In what ways has Diane’s hospitalization changed her independence at home?
Above, we discussed how COVID-19 dramatically changed Adam and Diane’s daily lives. For them and for many patients, the pandemic and its consequences may represent significant traumatic exposures. Trauma is defined by the Substance Abuse and Mental Health Services Administration (SAMHSA) as “an event, series of events, or set of circumstances that is experienced by an individual as physically or emotionally harmful or life threatening and that has lasting adverse effects on the individual’s functioning and mental, physical, social, emotional, or spiritual well-being” (SAMHSA 2014)
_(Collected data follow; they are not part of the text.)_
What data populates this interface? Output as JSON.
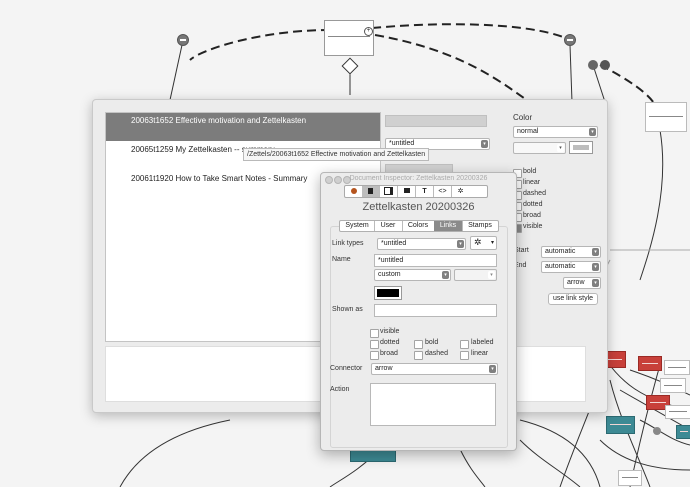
{
  "popover": {
    "notes": [
      "20063t1652 Effective motivation and Zettelkasten",
      "20065t1259 My Zettelkasten -- summary",
      "20061t1920 How to Take Smart Notes - Summary"
    ],
    "tooltip": "/Zettels/20063t1652 Effective motivation and Zettelkasten",
    "untitled_value": "*untitled",
    "color_label": "Color",
    "color_value": "normal",
    "styles": [
      "bold",
      "linear",
      "dashed",
      "dotted",
      "broad",
      "visible"
    ],
    "start_label": "Start",
    "start_value": "automatic",
    "end_label": "End",
    "end_value": "automatic",
    "arrow_value": "arrow",
    "use_link_style": "use link style"
  },
  "inspector": {
    "window_title": "Document Inspector: Zettelkasten 20200326",
    "toolbar_icons": [
      "bomb-icon",
      "document-icon",
      "page-corner-icon",
      "window-icon",
      "text-icon",
      "code-icon",
      "gear-icon"
    ],
    "toolbar_glyphs": [
      "",
      "",
      "",
      "",
      "T",
      "<>",
      "✲"
    ],
    "doc_name": "Zettelkasten 20200326",
    "tabs": [
      "System",
      "User",
      "Colors",
      "Links",
      "Stamps"
    ],
    "active_tab": "Links",
    "link_types_label": "Link types",
    "link_types_value": "*untitled",
    "name_label": "Name",
    "name_value": "*untitled",
    "style_value": "custom",
    "shown_as_label": "Shown as",
    "checkboxes": {
      "visible": "visible",
      "dotted": "dotted",
      "bold": "bold",
      "labeled": "labeled",
      "broad": "broad",
      "dashed": "dashed",
      "linear": "linear"
    },
    "connector_label": "Connector",
    "connector_value": "arrow",
    "action_label": "Action",
    "color_swatch": "#000000"
  },
  "colors": {
    "selected_row": "#7c7c7c",
    "node_red": "#c8403a",
    "node_teal": "#3d8a94"
  }
}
Traumatic exposures may occur at an individual, interpersonal, or collective level, as shown in the figure below. The pandemic may affect individuals at any or all three levels. At the individual level, for example, Diane is suffering from a long and protracted hospital course, as well as perhaps long-term COVID-19 symptoms, and has lost the independence she so valued. At the interpersonal level, Adam experiences a deterioration of his relationships with friends and family. At the collective level, Adam and Diane are constantly exposed to the illnesses of those around them as well as a societal grappling with deaths and other losses.
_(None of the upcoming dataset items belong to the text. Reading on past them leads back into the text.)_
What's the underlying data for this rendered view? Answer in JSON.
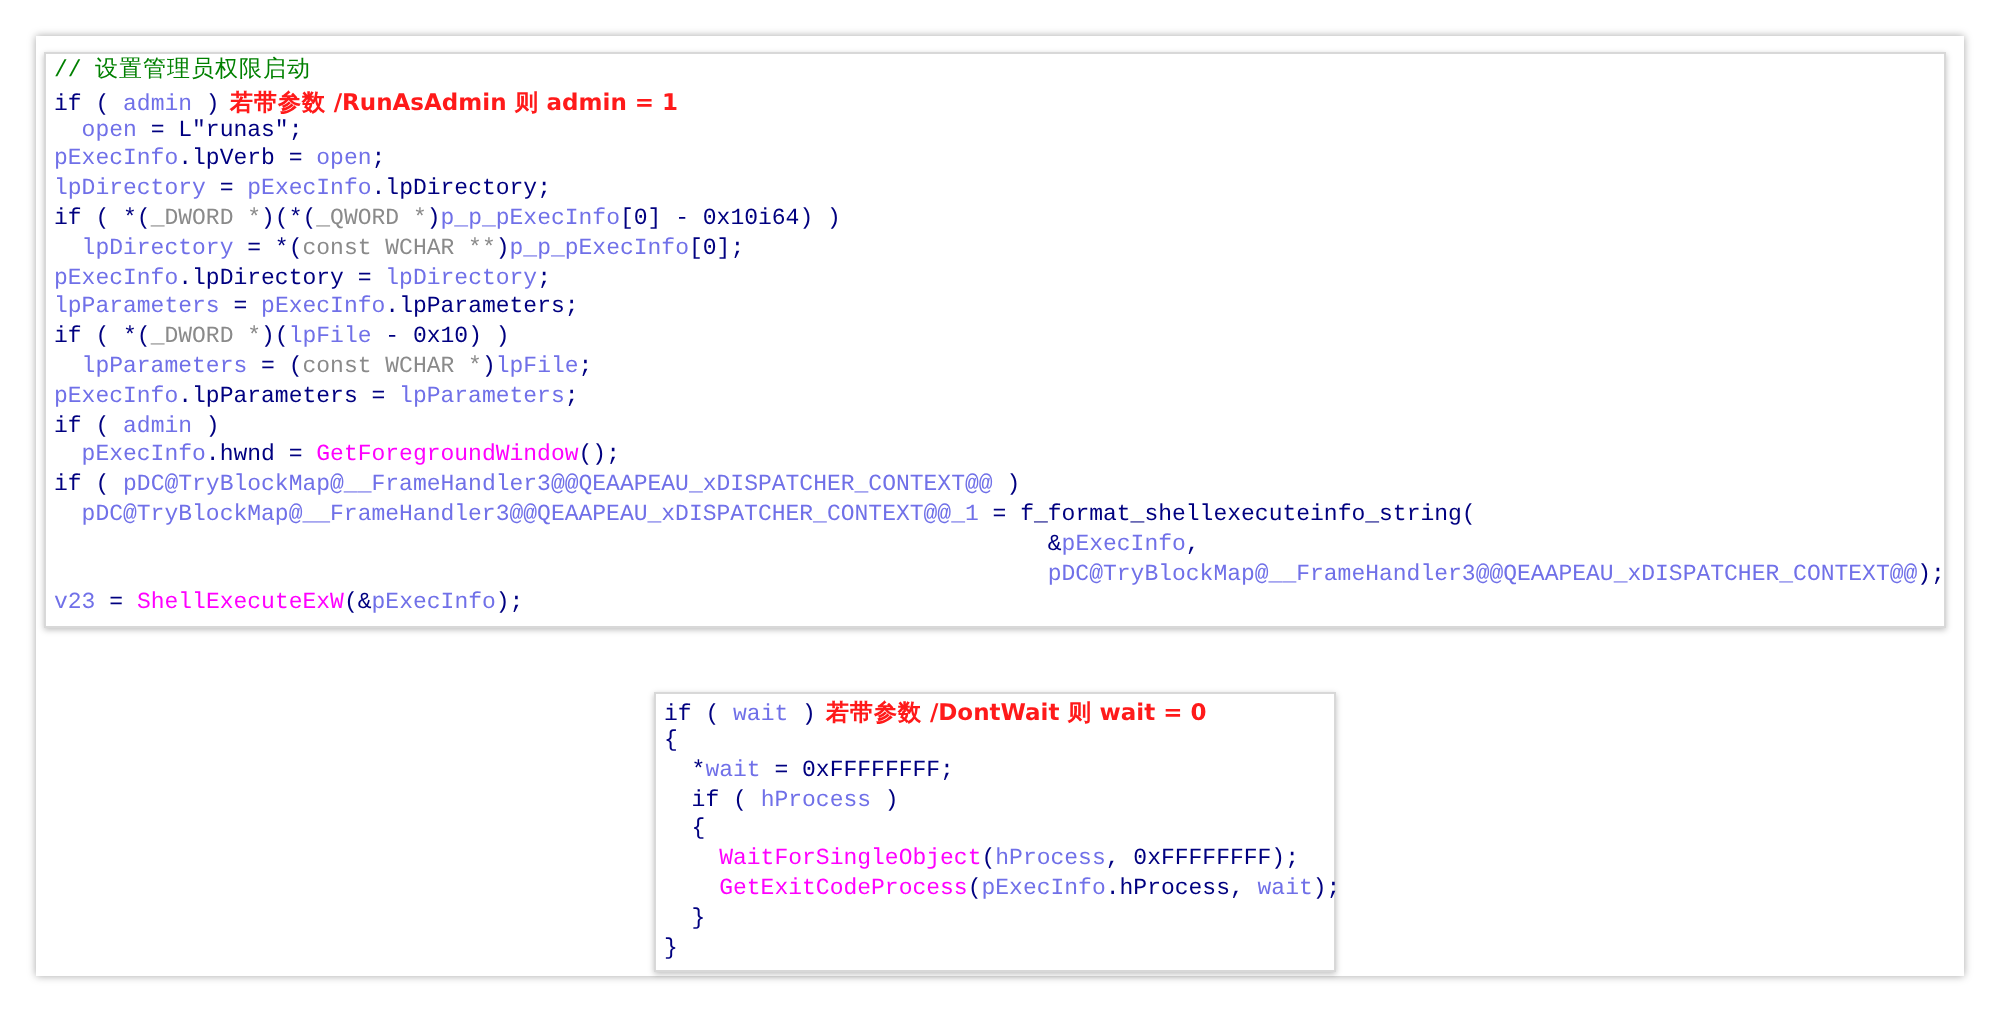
{
  "panels": [
    {
      "lines": [
        {
          "tokens": [
            {
              "kind": "comment",
              "text": "// 设置管理员权限启动"
            }
          ]
        },
        {
          "tokens": [
            {
              "kind": "keyword",
              "text": "if ( "
            },
            {
              "kind": "variable",
              "text": "admin"
            },
            {
              "kind": "keyword",
              "text": " )"
            }
          ],
          "note": "若带参数 /RunAsAdmin 则 admin = 1"
        },
        {
          "tokens": [
            {
              "kind": "variable",
              "text": "  open"
            },
            {
              "kind": "keyword",
              "text": " = L\"runas\";"
            }
          ]
        },
        {
          "tokens": [
            {
              "kind": "variable",
              "text": "pExecInfo"
            },
            {
              "kind": "keyword",
              "text": ".lpVerb = "
            },
            {
              "kind": "variable",
              "text": "open"
            },
            {
              "kind": "keyword",
              "text": ";"
            }
          ]
        },
        {
          "tokens": [
            {
              "kind": "variable",
              "text": "lpDirectory"
            },
            {
              "kind": "keyword",
              "text": " = "
            },
            {
              "kind": "variable",
              "text": "pExecInfo"
            },
            {
              "kind": "keyword",
              "text": ".lpDirectory;"
            }
          ]
        },
        {
          "tokens": [
            {
              "kind": "keyword",
              "text": "if ( *("
            },
            {
              "kind": "type",
              "text": "_DWORD *"
            },
            {
              "kind": "keyword",
              "text": ")(*("
            },
            {
              "kind": "type",
              "text": "_QWORD *"
            },
            {
              "kind": "keyword",
              "text": ")"
            },
            {
              "kind": "variable",
              "text": "p_p_pExecInfo"
            },
            {
              "kind": "keyword",
              "text": "[0] - 0x10i64) )"
            }
          ]
        },
        {
          "tokens": [
            {
              "kind": "variable",
              "text": "  lpDirectory"
            },
            {
              "kind": "keyword",
              "text": " = *("
            },
            {
              "kind": "type",
              "text": "const WCHAR **"
            },
            {
              "kind": "keyword",
              "text": ")"
            },
            {
              "kind": "variable",
              "text": "p_p_pExecInfo"
            },
            {
              "kind": "keyword",
              "text": "[0];"
            }
          ]
        },
        {
          "tokens": [
            {
              "kind": "variable",
              "text": "pExecInfo"
            },
            {
              "kind": "keyword",
              "text": ".lpDirectory = "
            },
            {
              "kind": "variable",
              "text": "lpDirectory"
            },
            {
              "kind": "keyword",
              "text": ";"
            }
          ]
        },
        {
          "tokens": [
            {
              "kind": "variable",
              "text": "lpParameters"
            },
            {
              "kind": "keyword",
              "text": " = "
            },
            {
              "kind": "variable",
              "text": "pExecInfo"
            },
            {
              "kind": "keyword",
              "text": ".lpParameters;"
            }
          ]
        },
        {
          "tokens": [
            {
              "kind": "keyword",
              "text": "if ( *("
            },
            {
              "kind": "type",
              "text": "_DWORD *"
            },
            {
              "kind": "keyword",
              "text": ")("
            },
            {
              "kind": "variable",
              "text": "lpFile"
            },
            {
              "kind": "keyword",
              "text": " - 0x10) )"
            }
          ]
        },
        {
          "tokens": [
            {
              "kind": "variable",
              "text": "  lpParameters"
            },
            {
              "kind": "keyword",
              "text": " = ("
            },
            {
              "kind": "type",
              "text": "const WCHAR *"
            },
            {
              "kind": "keyword",
              "text": ")"
            },
            {
              "kind": "variable",
              "text": "lpFile"
            },
            {
              "kind": "keyword",
              "text": ";"
            }
          ]
        },
        {
          "tokens": [
            {
              "kind": "variable",
              "text": "pExecInfo"
            },
            {
              "kind": "keyword",
              "text": ".lpParameters = "
            },
            {
              "kind": "variable",
              "text": "lpParameters"
            },
            {
              "kind": "keyword",
              "text": ";"
            }
          ]
        },
        {
          "tokens": [
            {
              "kind": "keyword",
              "text": "if ( "
            },
            {
              "kind": "variable",
              "text": "admin"
            },
            {
              "kind": "keyword",
              "text": " )"
            }
          ]
        },
        {
          "tokens": [
            {
              "kind": "variable",
              "text": "  pExecInfo"
            },
            {
              "kind": "keyword",
              "text": ".hwnd = "
            },
            {
              "kind": "function",
              "text": "GetForegroundWindow"
            },
            {
              "kind": "keyword",
              "text": "();"
            }
          ]
        },
        {
          "tokens": [
            {
              "kind": "keyword",
              "text": "if ( "
            },
            {
              "kind": "variable",
              "text": "pDC@TryBlockMap@__FrameHandler3@@QEAAPEAU_xDISPATCHER_CONTEXT@@"
            },
            {
              "kind": "keyword",
              "text": " )"
            }
          ]
        },
        {
          "tokens": [
            {
              "kind": "variable",
              "text": "  pDC@TryBlockMap@__FrameHandler3@@QEAAPEAU_xDISPATCHER_CONTEXT@@_1"
            },
            {
              "kind": "keyword",
              "text": " = f_format_shellexecuteinfo_string("
            }
          ]
        },
        {
          "tokens": [
            {
              "kind": "keyword",
              "text": "                                                                        &"
            },
            {
              "kind": "variable",
              "text": "pExecInfo"
            },
            {
              "kind": "keyword",
              "text": ","
            }
          ]
        },
        {
          "tokens": [
            {
              "kind": "variable",
              "text": "                                                                        pDC@TryBlockMap@__FrameHandler3@@QEAAPEAU_xDISPATCHER_CONTEXT@@"
            },
            {
              "kind": "keyword",
              "text": ");"
            }
          ]
        },
        {
          "tokens": [
            {
              "kind": "variable",
              "text": "v23"
            },
            {
              "kind": "keyword",
              "text": " = "
            },
            {
              "kind": "function",
              "text": "ShellExecuteExW"
            },
            {
              "kind": "keyword",
              "text": "(&"
            },
            {
              "kind": "variable",
              "text": "pExecInfo"
            },
            {
              "kind": "keyword",
              "text": ");"
            }
          ]
        }
      ]
    },
    {
      "lines": [
        {
          "tokens": [
            {
              "kind": "keyword",
              "text": "if ( "
            },
            {
              "kind": "variable",
              "text": "wait"
            },
            {
              "kind": "keyword",
              "text": " )"
            }
          ],
          "note": "若带参数 /DontWait 则 wait = 0"
        },
        {
          "tokens": [
            {
              "kind": "keyword",
              "text": "{"
            }
          ]
        },
        {
          "tokens": [
            {
              "kind": "keyword",
              "text": "  *"
            },
            {
              "kind": "variable",
              "text": "wait"
            },
            {
              "kind": "keyword",
              "text": " = 0xFFFFFFFF;"
            }
          ]
        },
        {
          "tokens": [
            {
              "kind": "keyword",
              "text": "  if ( "
            },
            {
              "kind": "variable",
              "text": "hProcess"
            },
            {
              "kind": "keyword",
              "text": " )"
            }
          ]
        },
        {
          "tokens": [
            {
              "kind": "keyword",
              "text": "  {"
            }
          ]
        },
        {
          "tokens": [
            {
              "kind": "function",
              "text": "    WaitForSingleObject"
            },
            {
              "kind": "keyword",
              "text": "("
            },
            {
              "kind": "variable",
              "text": "hProcess"
            },
            {
              "kind": "keyword",
              "text": ", 0xFFFFFFFF);"
            }
          ]
        },
        {
          "tokens": [
            {
              "kind": "function",
              "text": "    GetExitCodeProcess"
            },
            {
              "kind": "keyword",
              "text": "("
            },
            {
              "kind": "variable",
              "text": "pExecInfo"
            },
            {
              "kind": "keyword",
              "text": ".hProcess, "
            },
            {
              "kind": "variable",
              "text": "wait"
            },
            {
              "kind": "keyword",
              "text": ");"
            }
          ]
        },
        {
          "tokens": [
            {
              "kind": "keyword",
              "text": "  }"
            }
          ]
        },
        {
          "tokens": [
            {
              "kind": "keyword",
              "text": "}"
            }
          ]
        }
      ]
    }
  ]
}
The experience of trauma has been documented to impact mental and physical health across the life-course. In the landmark Adverse Childhood Experiences study, childhood exposures to trauma were linked with adult health outcomes such as depression, substance use disorders, and cardiovascular disease in a dose-dependent fashion. The mechanism by which trauma leads to poorer health outcomes is still under investigation, but is thought to be mediated by neurohormonal and metabolic adaptations to stress that change both physiology and behaviors (McEwen, JAMA 2017).
Module 6 addresses how the traumatic exposure of COVID-19 is doubly burdensome for healthcare providers, as well as approaches to mitigate those impacts and skills to care for yourself and those around you.
To review, in this section we have discussed the biological, psychological, and social forces that contribute to worsening mental health outcomes during the COVID-19 pandemic. They include:
Biological: age, heightened stress response, coexisting medical and psychiatric comorbidities, prolonged ICU stays and personal illness due to COVID-19
Psychological: changes in available coping skills, quarantine increasing feelings of anger and confusion, anxiety and guilt of contracting the illness, traumatic exposures
Social: financial insecurity, changes to family dynamics, loss of social networks and community supports, additional weight of caring for others who are suffering.
This list is far from complete. What other factors do you think are playing a role at this time?
How might a personal history of trauma impact the mental health needs of our patients now and the health needs of our population in the long term?